At ESTEC’s Mechanical Systems Laboratory, OIP personnel oversaw thermal-vacuum testing of the Vegetation STM. Temperature-measuring thermocouples were attached before it was covered with multi-layer insulation (MLI) and placed inside a temperature-controlled box; it was then placed in a vacuum chamber. The aim was to duplicate orbital conditions, including the abrupt passage from light to darkness as the satellite passes behind Earth.

“We are checking the instrument temperature stays within set limits,” said Jorg Versluys of OIP. “Because the three telescopes have overlapping views, any temperature-driven mechanical deformation could put them out of alignment.”

With its mass and power requirements strictly limited, the imager lacks active thermal control systems such as radiators or heaters. Instead, the instrument is kept as isolated as possible, using a dozen MLI layers and sunscreening baffles with poorly-conducting titanium isolators attaching it to the satellite body.

The entire imager, including its base plate, is made of the same aluminium as the telescope mirrors, meaning components will expand and contract together.

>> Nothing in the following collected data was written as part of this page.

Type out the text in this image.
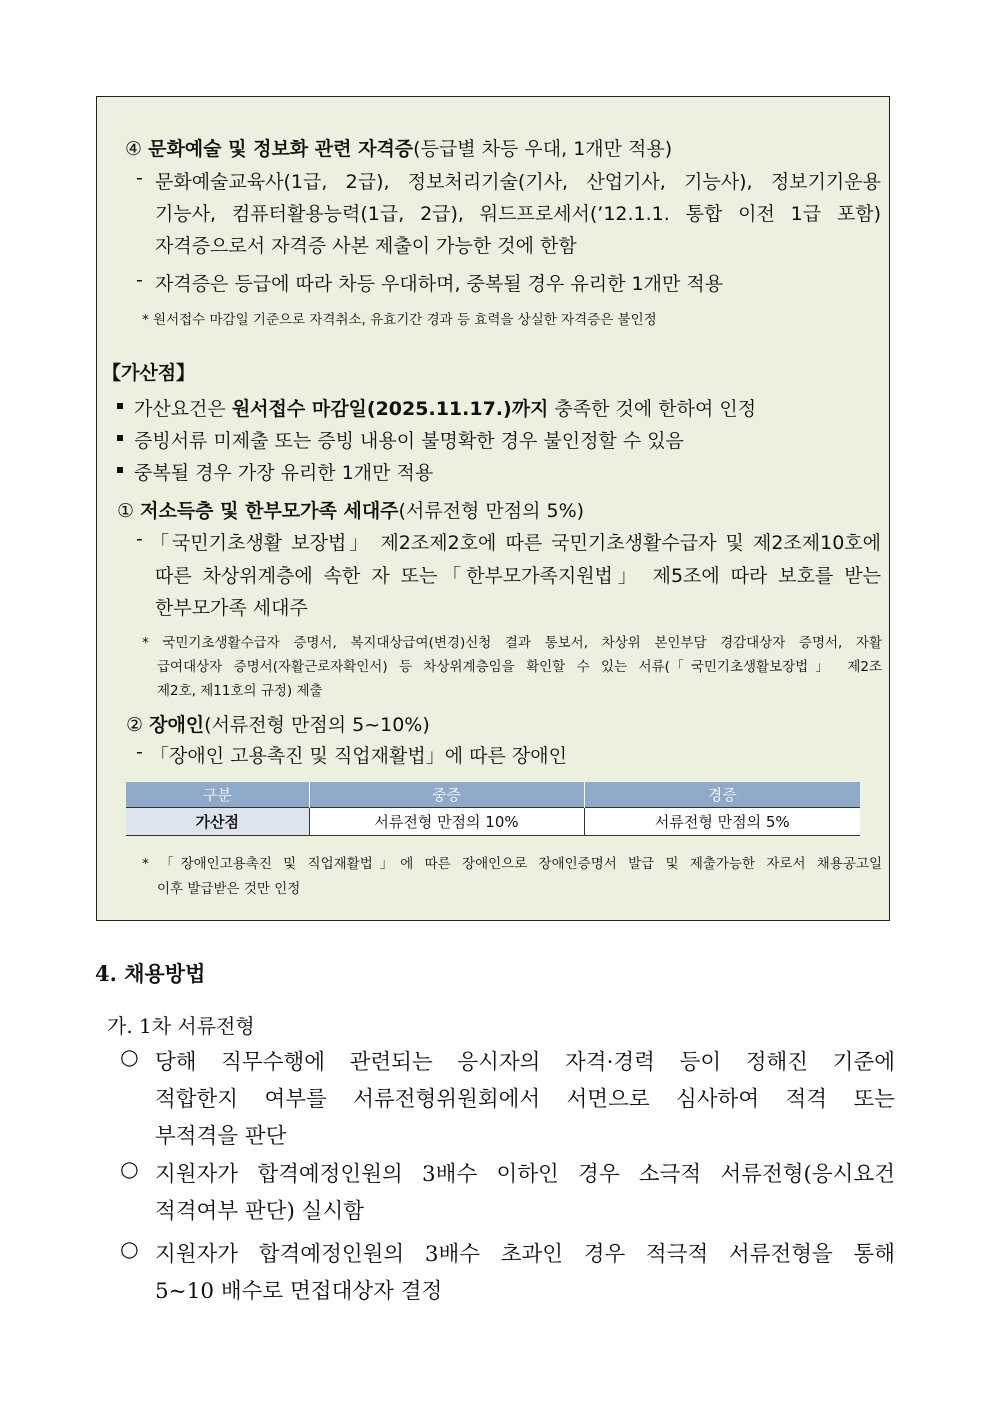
④ 문화예술 및 정보화 관련 자격증(등급별 차등 우대, 1개만 적용)
- 문화예술교육사(1급, 2급), 정보처리기술(기사, 산업기사, 기능사), 정보기기운용
기능사, 컴퓨터활용능력(1급, 2급), 워드프로세서(’12.1.1. 통합 이전 1급 포함)
자격증으로서 자격증 사본 제출이 가능한 것에 한함
- 자격증은 등급에 따라 차등 우대하며, 중복될 경우 유리한 1개만 적용
* 원서접수 마감일 기준으로 자격취소, 유효기간 경과 등 효력을 상실한 자격증은 불인정
【가산점】
가산요건은 원서접수 마감일(2025.11.17.)까지 충족한 것에 한하여 인정
증빙서류 미제출 또는 증빙 내용이 불명확한 경우 불인정할 수 있음
중복될 경우 가장 유리한 1개만 적용
① 저소득층 및 한부모가족 세대주(서류전형 만점의 5%)
- 「국민기초생활 보장법」 제2조제2호에 따른 국민기초생활수급자 및 제2조제10호에
따른 차상위계층에 속한 자 또는「한부모가족지원법」 제5조에 따라 보호를 받는
한부모가족 세대주
* 국민기초생활수급자 증명서, 복지대상급여(변경)신청 결과 통보서, 차상위 본인부담 경감대상자 증명서, 자활
급여대상자 증명서(자활근로자확인서) 등 차상위계층임을 확인할 수 있는 서류(「국민기초생활보장법」 제2조
제2호, 제11호의 규정) 제출
② 장애인(서류전형 만점의 5~10%)
- 「장애인 고용촉진 및 직업재활법」에 따른 장애인
구분	중증	경증
가산점	서류전형 만점의 10%	서류전형 만점의 5%
* 「장애인고용촉진 및 직업재활법」에 따른 장애인으로 장애인증명서 발급 및 제출가능한 자로서 채용공고일
이후 발급받은 것만 인정
4. 채용방법
가. 1차 서류전형
○ 당해 직무수행에 관련되는 응시자의 자격·경력 등이 정해진 기준에
적합한지 여부를 서류전형위원회에서 서면으로 심사하여 적격 또는
부적격을 판단
○ 지원자가 합격예정인원의 3배수 이하인 경우 소극적 서류전형(응시요건
적격여부 판단) 실시함
○ 지원자가 합격예정인원의 3배수 초과인 경우 적극적 서류전형을 통해
5~10 배수로 면접대상자 결정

As a result, the thermo-mechanical deformations are further reduced.

Later this year, the Vegetation STM will be used for vibration and structural testing, both individually and in conjunction with a Proba satellite test model, with the completed flight models undergoing the same testing in 2011 to meet the mission’s mid-2012 deadline.

Focus on quality

Gulf oil slick seen by Vegetation
Gulf oil slick seen by Vegetation

“The project is proceeding on an ‘end-to-end’ basis,” explained Mr Mellab. “This means we are preparing everything, not only the space and ground segment but also the user segment – the infrastructure needed to transport the data from orbit to its end users.

“As part of this, a System Performance Simulator allows us to estimate the quality of the data delivered to users as the engineering process proceeds. If necessary, we can go back and retrofit the mission design to enhance quality.”

As well as QinetiQ and OIP, the Proba-V consortium includes many additional companies: Belgium-based VITO is responsible for the user segment; Spacebel is developing onboard software; Luxembourg-based Eurocomposite is working on the satellite’s mechanical structure; Canada’s NGC is contributing attitude control systems.

In addition, AMOS (BE) is producing the telescopes, XenICs (BE) is developing the infrared detector, and CSL (BE) is in charge of the calibration. DSI (DE) is developing the instrument Data Handling Unit and Thales Alenia Space (BE) is producing the Power Supply Unit of the instrument. Finally, E2V (FR) is delivering the visual detectors.